Janji yang Terkubur di Istana: Prabowo, Korupsi, dan Kehormatan yang Memudar

detakpolitik.com, Jakarta - Di tengah gegap gempita kemenangan politiknya, Prabowo Subianto pernah berdiri di panggung kampanye dengan suara lantang, penuh keyakinan, dan sorot mata yang memancarkan janji besar: koruptor akan dibasmi tanpa kompromi, bahkan bila perlu diasingkan ke pulau terpencil seperti Nusa Kambangan.
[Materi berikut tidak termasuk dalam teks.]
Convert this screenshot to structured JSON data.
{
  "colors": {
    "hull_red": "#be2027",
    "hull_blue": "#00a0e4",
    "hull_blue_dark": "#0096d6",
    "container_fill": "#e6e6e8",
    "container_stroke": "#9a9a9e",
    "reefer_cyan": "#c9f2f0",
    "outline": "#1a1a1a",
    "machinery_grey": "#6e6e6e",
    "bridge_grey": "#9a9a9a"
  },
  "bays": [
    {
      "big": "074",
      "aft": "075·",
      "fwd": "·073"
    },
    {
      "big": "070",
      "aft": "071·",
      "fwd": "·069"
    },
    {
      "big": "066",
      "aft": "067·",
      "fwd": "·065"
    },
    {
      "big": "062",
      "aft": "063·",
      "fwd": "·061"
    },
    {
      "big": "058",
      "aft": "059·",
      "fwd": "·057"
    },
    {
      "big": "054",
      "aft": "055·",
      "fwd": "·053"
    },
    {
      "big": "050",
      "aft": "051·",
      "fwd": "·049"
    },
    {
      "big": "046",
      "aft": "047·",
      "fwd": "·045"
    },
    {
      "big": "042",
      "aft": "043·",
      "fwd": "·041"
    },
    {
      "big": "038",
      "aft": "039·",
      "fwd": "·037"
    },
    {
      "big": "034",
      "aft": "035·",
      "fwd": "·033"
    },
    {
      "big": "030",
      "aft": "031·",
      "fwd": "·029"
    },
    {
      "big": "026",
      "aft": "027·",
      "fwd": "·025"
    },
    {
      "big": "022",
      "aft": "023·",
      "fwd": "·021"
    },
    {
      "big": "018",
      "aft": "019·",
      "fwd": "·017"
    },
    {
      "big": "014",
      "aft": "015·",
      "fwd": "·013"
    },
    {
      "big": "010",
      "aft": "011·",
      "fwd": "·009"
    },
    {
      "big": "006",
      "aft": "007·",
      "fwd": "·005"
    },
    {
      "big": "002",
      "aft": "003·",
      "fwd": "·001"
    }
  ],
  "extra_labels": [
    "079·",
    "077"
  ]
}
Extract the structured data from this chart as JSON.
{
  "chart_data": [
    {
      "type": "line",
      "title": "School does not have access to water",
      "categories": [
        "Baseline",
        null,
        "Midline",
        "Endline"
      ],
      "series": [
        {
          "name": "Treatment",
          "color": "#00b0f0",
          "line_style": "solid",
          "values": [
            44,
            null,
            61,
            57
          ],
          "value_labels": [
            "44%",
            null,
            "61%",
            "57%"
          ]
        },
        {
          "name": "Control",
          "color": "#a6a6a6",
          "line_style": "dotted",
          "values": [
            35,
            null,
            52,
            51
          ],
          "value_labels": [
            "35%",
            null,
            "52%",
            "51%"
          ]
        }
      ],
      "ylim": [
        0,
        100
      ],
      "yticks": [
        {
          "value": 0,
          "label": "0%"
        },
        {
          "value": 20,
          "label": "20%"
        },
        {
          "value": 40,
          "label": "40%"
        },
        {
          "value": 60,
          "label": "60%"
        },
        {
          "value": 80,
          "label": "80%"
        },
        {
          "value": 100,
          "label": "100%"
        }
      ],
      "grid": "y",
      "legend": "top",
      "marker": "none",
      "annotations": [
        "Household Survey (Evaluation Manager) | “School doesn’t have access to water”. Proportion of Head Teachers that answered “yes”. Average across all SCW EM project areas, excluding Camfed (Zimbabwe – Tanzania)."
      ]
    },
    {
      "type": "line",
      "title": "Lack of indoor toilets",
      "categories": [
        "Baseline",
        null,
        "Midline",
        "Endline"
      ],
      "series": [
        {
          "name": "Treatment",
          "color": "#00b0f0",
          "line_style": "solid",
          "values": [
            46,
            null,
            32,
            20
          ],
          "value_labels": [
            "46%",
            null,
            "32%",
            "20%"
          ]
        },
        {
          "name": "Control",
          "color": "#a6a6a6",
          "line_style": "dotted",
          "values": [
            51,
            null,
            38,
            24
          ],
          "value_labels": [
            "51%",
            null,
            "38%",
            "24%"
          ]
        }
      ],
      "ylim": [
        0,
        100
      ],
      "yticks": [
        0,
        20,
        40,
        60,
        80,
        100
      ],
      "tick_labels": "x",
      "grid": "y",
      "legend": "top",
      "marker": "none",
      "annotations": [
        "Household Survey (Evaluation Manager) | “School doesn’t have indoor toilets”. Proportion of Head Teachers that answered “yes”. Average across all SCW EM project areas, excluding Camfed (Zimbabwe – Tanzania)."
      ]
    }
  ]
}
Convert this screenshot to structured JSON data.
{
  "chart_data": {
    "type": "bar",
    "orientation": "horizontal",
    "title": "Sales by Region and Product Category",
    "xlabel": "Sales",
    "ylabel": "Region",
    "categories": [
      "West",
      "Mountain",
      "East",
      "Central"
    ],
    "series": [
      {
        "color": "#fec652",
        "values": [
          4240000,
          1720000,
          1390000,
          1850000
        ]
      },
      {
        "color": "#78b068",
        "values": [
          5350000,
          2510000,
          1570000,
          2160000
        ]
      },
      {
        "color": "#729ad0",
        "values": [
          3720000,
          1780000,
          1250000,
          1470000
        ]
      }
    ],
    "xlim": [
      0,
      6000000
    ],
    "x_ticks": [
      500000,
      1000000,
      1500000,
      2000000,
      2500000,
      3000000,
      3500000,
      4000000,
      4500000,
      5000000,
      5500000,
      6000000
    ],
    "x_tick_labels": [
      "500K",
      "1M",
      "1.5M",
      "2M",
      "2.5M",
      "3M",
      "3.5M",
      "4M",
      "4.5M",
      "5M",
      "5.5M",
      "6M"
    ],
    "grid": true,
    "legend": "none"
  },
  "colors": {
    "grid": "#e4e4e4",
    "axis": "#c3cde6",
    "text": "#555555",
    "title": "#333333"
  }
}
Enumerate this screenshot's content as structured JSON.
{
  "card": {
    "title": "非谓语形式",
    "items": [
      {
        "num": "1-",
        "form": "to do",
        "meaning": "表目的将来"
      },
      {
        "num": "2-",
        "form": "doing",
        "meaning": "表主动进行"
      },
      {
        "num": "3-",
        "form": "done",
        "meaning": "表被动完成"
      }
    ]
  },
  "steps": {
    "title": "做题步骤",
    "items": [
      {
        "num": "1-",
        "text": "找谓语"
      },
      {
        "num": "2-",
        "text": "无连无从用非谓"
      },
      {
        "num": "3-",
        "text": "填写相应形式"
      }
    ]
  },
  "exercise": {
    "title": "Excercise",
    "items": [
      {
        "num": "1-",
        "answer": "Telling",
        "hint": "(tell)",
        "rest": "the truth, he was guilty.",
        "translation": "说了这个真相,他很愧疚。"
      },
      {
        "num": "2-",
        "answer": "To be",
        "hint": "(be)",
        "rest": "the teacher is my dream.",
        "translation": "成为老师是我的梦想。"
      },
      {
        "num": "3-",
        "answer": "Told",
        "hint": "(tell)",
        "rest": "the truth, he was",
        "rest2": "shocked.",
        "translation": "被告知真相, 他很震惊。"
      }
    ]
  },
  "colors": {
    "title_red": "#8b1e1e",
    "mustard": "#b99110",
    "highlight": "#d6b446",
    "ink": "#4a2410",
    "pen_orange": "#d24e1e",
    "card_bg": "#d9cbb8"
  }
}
Janji itu diucapkan tidak hanya sekali, tetapi berkali-kali, sebagai simbol komitmen moral dan politik yang menjadi magnet dukungan dari rakyat yang lelah melihat wajah-wajah pelaku korupsi mondar-mandir di layar televisi tanpa pernah benar-benar merasakan jeruji besi sebagai hukuman setimpal. Namun, seperti banyak janji politik yang lahir dari bibir para penguasa, ia kini terlihat tergeletak tak bernyawa di sudut ruang kekuasaan yang dingin.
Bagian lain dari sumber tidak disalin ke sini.